« Ne correspond plus à notre réalité » : Dorit Beinisch appelle à une révolution du système judiciaire
L'ancienne présidente de la Cour suprême appelle à la création d'une instance d'appel supplémentaire entre les tribunaux de district et la Cour suprême, qui traiterait la plupart des appels civils et pénaux. Selon elle, cette mesure réduirait la charge de travail et permettrait à la Cour suprême de se concentrer sur des questions de principe.
L'ancienne présidente de la Cour suprême, Dorit Beinisch, propose un changement structurel dans le système judiciaire : « La structure où tout se déverse vers la Cour suprême ne correspond plus à notre réalité », a-t-elle déclaré. « Il serait juste que tous les milliers d'appels civils et pénaux, qui sont pour la plupart liés à des faits et pas toujours à des questions de principe, parviennent à une instance d'appel, et que seuls les dossiers soulevant des questions de principe arrivent devant la Cour suprême ».
Les juges de la Cour suprême agissent en fait sous deux casquettes : instance d'appel pour les décisions des tribunaux inférieurs, et aussi en tant que Haute Cour de justice (Bagatz) – qui traite des questions de principe, des recours constitutionnels, du contrôle des autorités de l'État, de la législation, et plus encore.
Beinisch appelle à la création en Israël d'une instance d'appel supplémentaire entre les tribunaux de district et la Cour suprême, dans le cadre d'un changement structurel global du système judiciaire. Dans une conversation sur le podcast « Principes de gestion » de Tel Aviv 360, la chaîne de podcasts de l'Université de Tel Aviv, Beinisch a déclaré que cette mesure permettrait de réduire considérablement la charge pesant sur la Cour suprême et de concentrer une plus grande partie de son travail sur des questions juridiques de principe.

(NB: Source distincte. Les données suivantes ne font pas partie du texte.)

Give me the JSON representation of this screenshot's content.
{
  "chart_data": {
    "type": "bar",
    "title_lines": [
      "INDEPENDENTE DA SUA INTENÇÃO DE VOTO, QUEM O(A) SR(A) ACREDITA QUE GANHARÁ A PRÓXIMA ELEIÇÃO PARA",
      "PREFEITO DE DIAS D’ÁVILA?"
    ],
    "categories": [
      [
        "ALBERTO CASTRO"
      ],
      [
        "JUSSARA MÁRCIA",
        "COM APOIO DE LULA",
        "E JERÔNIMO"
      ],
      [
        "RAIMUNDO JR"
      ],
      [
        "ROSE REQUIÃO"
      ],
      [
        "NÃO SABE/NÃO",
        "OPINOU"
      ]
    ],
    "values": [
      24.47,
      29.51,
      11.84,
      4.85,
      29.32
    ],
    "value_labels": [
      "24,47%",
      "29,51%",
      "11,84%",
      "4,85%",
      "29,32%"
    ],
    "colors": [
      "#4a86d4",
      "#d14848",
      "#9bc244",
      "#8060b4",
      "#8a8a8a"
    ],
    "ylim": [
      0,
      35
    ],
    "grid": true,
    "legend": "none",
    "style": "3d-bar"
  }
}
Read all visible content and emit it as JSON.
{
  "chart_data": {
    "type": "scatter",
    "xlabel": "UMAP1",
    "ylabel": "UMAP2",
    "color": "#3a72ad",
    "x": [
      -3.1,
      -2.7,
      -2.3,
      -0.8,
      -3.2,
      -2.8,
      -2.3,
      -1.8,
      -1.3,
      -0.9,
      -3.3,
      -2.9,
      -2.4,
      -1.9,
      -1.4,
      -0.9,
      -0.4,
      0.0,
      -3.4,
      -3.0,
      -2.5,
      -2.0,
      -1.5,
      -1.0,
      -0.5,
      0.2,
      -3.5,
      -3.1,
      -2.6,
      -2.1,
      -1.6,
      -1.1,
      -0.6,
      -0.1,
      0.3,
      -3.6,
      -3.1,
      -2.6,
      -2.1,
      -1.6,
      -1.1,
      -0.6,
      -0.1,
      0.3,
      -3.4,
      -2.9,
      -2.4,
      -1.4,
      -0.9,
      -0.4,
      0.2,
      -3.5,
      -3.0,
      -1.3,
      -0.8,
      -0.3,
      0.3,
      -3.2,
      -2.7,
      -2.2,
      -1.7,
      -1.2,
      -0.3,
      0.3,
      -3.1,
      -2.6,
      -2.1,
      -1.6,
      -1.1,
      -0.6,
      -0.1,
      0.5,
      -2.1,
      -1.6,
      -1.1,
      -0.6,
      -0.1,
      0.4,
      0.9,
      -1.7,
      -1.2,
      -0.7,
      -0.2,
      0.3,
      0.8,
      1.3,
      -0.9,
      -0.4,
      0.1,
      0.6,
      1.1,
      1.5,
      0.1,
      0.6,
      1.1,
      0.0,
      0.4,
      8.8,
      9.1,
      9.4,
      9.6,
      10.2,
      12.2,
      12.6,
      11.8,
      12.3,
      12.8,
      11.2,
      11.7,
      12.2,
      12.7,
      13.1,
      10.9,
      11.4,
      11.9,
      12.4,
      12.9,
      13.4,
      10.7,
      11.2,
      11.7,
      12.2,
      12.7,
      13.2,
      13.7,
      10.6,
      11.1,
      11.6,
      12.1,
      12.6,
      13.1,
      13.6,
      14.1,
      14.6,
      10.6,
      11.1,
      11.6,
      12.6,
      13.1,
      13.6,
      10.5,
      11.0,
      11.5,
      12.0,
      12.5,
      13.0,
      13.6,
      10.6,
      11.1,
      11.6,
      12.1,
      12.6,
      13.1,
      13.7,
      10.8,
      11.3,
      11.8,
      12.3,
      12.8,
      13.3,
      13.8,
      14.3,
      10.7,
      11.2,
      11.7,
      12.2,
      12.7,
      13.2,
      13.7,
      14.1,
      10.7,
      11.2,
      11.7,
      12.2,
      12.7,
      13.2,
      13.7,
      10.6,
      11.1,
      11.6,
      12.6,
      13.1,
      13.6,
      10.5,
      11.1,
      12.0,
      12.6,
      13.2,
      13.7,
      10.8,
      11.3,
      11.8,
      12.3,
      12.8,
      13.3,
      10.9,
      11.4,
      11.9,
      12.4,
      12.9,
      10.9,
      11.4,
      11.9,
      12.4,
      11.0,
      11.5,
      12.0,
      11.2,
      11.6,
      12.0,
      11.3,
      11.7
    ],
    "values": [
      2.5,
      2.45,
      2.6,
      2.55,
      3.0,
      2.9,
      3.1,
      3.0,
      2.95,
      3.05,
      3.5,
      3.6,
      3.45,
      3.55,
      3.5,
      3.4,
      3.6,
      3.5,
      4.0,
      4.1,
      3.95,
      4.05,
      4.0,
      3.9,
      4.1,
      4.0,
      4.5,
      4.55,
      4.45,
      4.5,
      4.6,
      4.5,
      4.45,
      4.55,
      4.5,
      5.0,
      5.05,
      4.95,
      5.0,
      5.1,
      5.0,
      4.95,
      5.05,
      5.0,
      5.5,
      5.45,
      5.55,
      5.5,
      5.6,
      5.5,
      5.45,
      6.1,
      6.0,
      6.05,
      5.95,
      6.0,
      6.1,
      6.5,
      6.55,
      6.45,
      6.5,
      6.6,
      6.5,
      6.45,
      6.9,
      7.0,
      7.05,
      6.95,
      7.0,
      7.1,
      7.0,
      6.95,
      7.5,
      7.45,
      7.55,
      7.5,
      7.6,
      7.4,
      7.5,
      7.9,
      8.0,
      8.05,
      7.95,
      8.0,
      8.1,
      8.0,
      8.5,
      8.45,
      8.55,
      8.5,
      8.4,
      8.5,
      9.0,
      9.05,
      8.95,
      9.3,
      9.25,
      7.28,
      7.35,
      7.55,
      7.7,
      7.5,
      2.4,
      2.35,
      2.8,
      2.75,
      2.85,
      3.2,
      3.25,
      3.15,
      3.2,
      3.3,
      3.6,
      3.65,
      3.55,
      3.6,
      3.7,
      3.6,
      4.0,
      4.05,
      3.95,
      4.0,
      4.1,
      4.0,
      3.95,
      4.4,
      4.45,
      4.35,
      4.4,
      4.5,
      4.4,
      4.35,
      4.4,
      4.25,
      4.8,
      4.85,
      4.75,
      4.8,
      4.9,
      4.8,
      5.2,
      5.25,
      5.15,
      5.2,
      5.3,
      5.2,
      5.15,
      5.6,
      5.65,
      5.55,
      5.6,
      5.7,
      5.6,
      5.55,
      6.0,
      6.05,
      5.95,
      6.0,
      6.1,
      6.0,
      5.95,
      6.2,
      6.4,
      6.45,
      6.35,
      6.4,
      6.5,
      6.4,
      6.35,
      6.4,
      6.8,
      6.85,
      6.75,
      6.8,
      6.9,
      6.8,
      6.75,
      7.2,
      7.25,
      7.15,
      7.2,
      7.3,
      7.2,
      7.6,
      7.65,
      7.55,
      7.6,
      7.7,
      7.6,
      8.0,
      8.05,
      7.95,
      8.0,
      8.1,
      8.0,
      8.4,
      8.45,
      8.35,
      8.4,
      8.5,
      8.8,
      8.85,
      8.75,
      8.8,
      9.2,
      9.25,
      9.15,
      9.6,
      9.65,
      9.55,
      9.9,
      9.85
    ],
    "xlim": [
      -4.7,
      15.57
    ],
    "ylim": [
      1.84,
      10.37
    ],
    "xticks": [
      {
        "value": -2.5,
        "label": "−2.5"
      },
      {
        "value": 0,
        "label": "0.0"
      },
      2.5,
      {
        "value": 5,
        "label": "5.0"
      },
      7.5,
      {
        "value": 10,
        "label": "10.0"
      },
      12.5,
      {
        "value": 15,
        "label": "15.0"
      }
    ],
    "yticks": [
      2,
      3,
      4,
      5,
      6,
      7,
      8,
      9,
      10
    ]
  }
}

Elle a expliqué qu'aujourd'hui, des milliers d'appels civils et pénaux parviennent à la Cour suprême, dont une partie importante concerne l'établissement des faits plutôt que des questions juridiques de principe. « En Israël, il y a beaucoup moins de juges que ce qui est habituel dans les pays de l'OCDE, et cela crée une charge insupportable pour le système. Je pense qu'il serait juste que tous les milliers d'appels civils et pénaux, qui sont pour la plupart liés à des faits et pas toujours à des questions de principe, parviennent à une instance d'appel, et que seuls les dossiers soulevant des questions de principe arrivent devant la Cour suprême », a-t-elle déclaré.
Cependant, Beinisch a précisé qu'elle ne propose pas d'adopter un modèle où la Cour suprême ne traiterait que quelques dizaines de dossiers par an. Elle a rappelé qu'aux États-Unis, la Cour suprême peut ne traiter qu'environ 80 dossiers par an, et a ajouté : « J'ai toujours dit que je ne voulais pas 80 dossiers par an, car je pense qu'il est bon que la Cour voie une image plus large de ce qui se passe dans la société israélienne et traite plus de dossiers. Entre 80 et 1 000, on peut arriver à quelque chose de raisonnable ».
Selon elle, l'exposition aux dossiers provenant des instances inférieures permet à la Cour suprême d'identifier les problèmes systémiques et de mieux connaître ce qui se passe dans le système. « Quand vous voyez plus de dossiers, cela vous aide davantage à prendre des décisions dans des cas de principe, de cette façon je vois où il y a peut-être un problème, je vois une image complète de la situation ».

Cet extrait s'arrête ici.